Das Beispiel zeigt, dass moderne Drucklufttechnik mit bedarfsgerechter Steuerung erhebliche Einsparungen ermöglicht – ohne Einschränkungen in der Produktion. Besonders Betriebe mit hohem Automatisierungsgrad können davon profitieren. In vielen Branchen laufen Druckluftanlagen noch mit festen Leistungsstufen und verbrauchen unnötig Strom. Der Ansatz von Porcelaingres lässt sich daher weit über die keramische Industrie hinaus anwenden.

Die Umsetzung ist einfach und verlief reibungslos: Von der ersten Idee bis zur Inbetriebnahme vergingen etwa zwölf Monate – inklusive Planung, Lieferantenauswahl und Förderantrag. 

Fünf Personen in Sicherheitskleidung stehen vor einer Trocknungsanlage in einer Werkhalle und unterhalten sich.

Förderprüfung EEW: Korrekte Implementierung der Drucklufterzeuger

Die Prüfung der geförderten Maßnahme fand am 12.10.2025 statt. In der Begehung wurde u.a. geprüft, ob die neuen Kompressoren und die übergeordnete Steuerung gemäß der Förderrichtlinien installiert wurden.

Die Prüfung konzentrierte sich auf:

  • Maximaldruck und mittlerer spezifischer Leistungswert der Drucklufterzeuger
  • Global Warming Potential des Kältemittels zur Kühlung des zugehörigen Trockners
  • Energieoptimale Deckung des Druckluftbedarfes bei der Betriebsweise der übergeordneten Steuerung
  • Relevante Rechnungen, Nachweise und Dokumente der Fördermaßnahme 

Schwerpunkte der Vor-Ort-Begehung:

  • Neue Drucklufterzeuger
  • Prozesse mit dem höchsten Druckluftverbrauch im Herstellungsverfahren
  • Steuerung der Drucklufterzeuger

Die Begehung des Werkes und die Sichtung der Unterlagen dauerte insgesamt knapp vier Stunden. 

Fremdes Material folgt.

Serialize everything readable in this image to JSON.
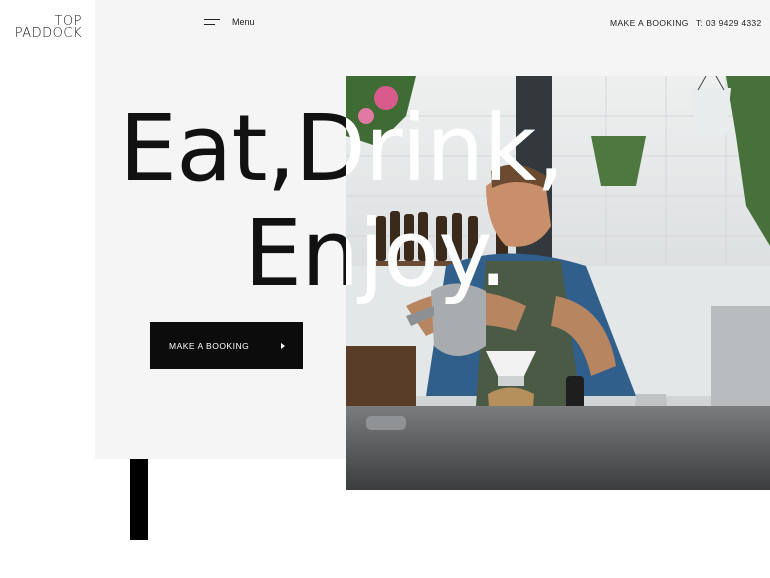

„Der Prüftag war gut strukturiert und dank der Agenda konnten wir uns gut vorbereiten. Die Prüfung verlief dank unserer Dokumentation reibungslos.“
Enrico Nüske, Abteilungsleiter Einkauf, Porcelaingres GmbH

Ergebnis der EEW-Prüfung

Die Maßnahme erfüllte alle Vorgaben der Förderrichtlinie. Die Kompressoren weisen die korrekten technischen Kennzahlen auf und die übergeordnete Steuerung passt die Leistung der Kompressoren entsprechend des Druckluftbedarfes an. 

Erfolgsfaktoren der EEW-Prüfung

Ein wesentlicher Erfolgsfaktor für die Prüfung war die saubere Dokumentation. Porcelaingres hatte frühzeitig einen eigenen Auftrag für die Fördermaßnahme angelegt und alle relevanten Unterlagen unter dieser Auftragsnummer gesammelt. Das erleichterte die Prüfung deutlich.